Le terme « chiens de guerre », d’après l’expression anglaise « dogs of war », désigne les mercenaires qui interviennent sur le terrain, l’arme au poing. Mais l’emploi de ce terme est « biaisé », selon le chercheur Walter Bruyère-Ostells. « Autant dans les années 1990 et le début des années 2000, des mercenaires prenaient part aux combats, rappelle-t-il. Aujourd’hui, on a surtout affaire à de “contractors”, des employés de SMP, qui s’occupent de formation, de logistique et de conseil pour des opérations statiques. Ils ne combattent pas. »
Selon cet historien, auteur du livre Histoire des mercenaires (de 1789 à nos jours), il est important de différencier d’une part les mercenaires des « petites sociétés, notamment sud-africaines, où des gens s’affranchissent parfois de certaines règles, avec des pratiques de barbouzes à l’ancienne » et d’autre part les contractors des « grandes entreprises occidentales qui font un effort éthique et déontologique ».

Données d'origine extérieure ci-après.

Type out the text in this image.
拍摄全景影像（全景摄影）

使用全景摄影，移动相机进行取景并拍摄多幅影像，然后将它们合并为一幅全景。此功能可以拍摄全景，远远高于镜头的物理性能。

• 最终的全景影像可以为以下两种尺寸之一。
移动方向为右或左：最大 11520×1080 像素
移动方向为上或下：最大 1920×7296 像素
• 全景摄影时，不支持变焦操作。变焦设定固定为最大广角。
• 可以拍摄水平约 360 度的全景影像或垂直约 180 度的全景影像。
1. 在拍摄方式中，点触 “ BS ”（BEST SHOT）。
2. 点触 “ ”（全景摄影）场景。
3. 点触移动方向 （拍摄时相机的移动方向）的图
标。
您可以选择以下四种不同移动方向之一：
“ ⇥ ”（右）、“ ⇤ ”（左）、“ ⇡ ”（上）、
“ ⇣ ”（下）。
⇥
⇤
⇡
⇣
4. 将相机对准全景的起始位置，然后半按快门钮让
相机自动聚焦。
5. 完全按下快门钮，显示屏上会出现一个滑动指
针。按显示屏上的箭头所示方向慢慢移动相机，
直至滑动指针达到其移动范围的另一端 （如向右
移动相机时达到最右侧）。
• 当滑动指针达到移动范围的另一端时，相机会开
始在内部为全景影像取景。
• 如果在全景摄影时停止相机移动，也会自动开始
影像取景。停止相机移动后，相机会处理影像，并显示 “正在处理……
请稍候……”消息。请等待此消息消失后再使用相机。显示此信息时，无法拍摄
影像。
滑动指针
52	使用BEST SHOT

Déjà en 2004, le général Henri Bentégeat soulevait cette question dans le magazine du ministère français de la Défense : « La plupart sont des sociétés qui ont pignon sur rue, qui sont contrôlables, contrôlées et qui peuvent rendre des services que les armées ne peuvent pas rendre pour des raisons diverses. Certaines, malheureusement, n’ont pas un code éthique suffisant. »
Le Royaume-Uni, au cœur du marché
Parmi les grandes entreprises qui ont « pignon sur rue », on trouve des compagnies comme G4S, Aegis Defence Services ou Control Risks, dont certains postes-clés sont occupés par d’anciens militaires et qui pèsent pour certaines plusieurs milliards de dollars. Ces sociétés britanniques dominent un marché dont le Royaume-Uni est le « pivot central », assure War on Want. L’historien Walter Bruyère-Ostells explique cette supériorité des Britanniques dans le secteur à la fois par « une longue tradition de recours aux mercenaires » et « l’attractivité fiscale d’une place boursière comme Londres ».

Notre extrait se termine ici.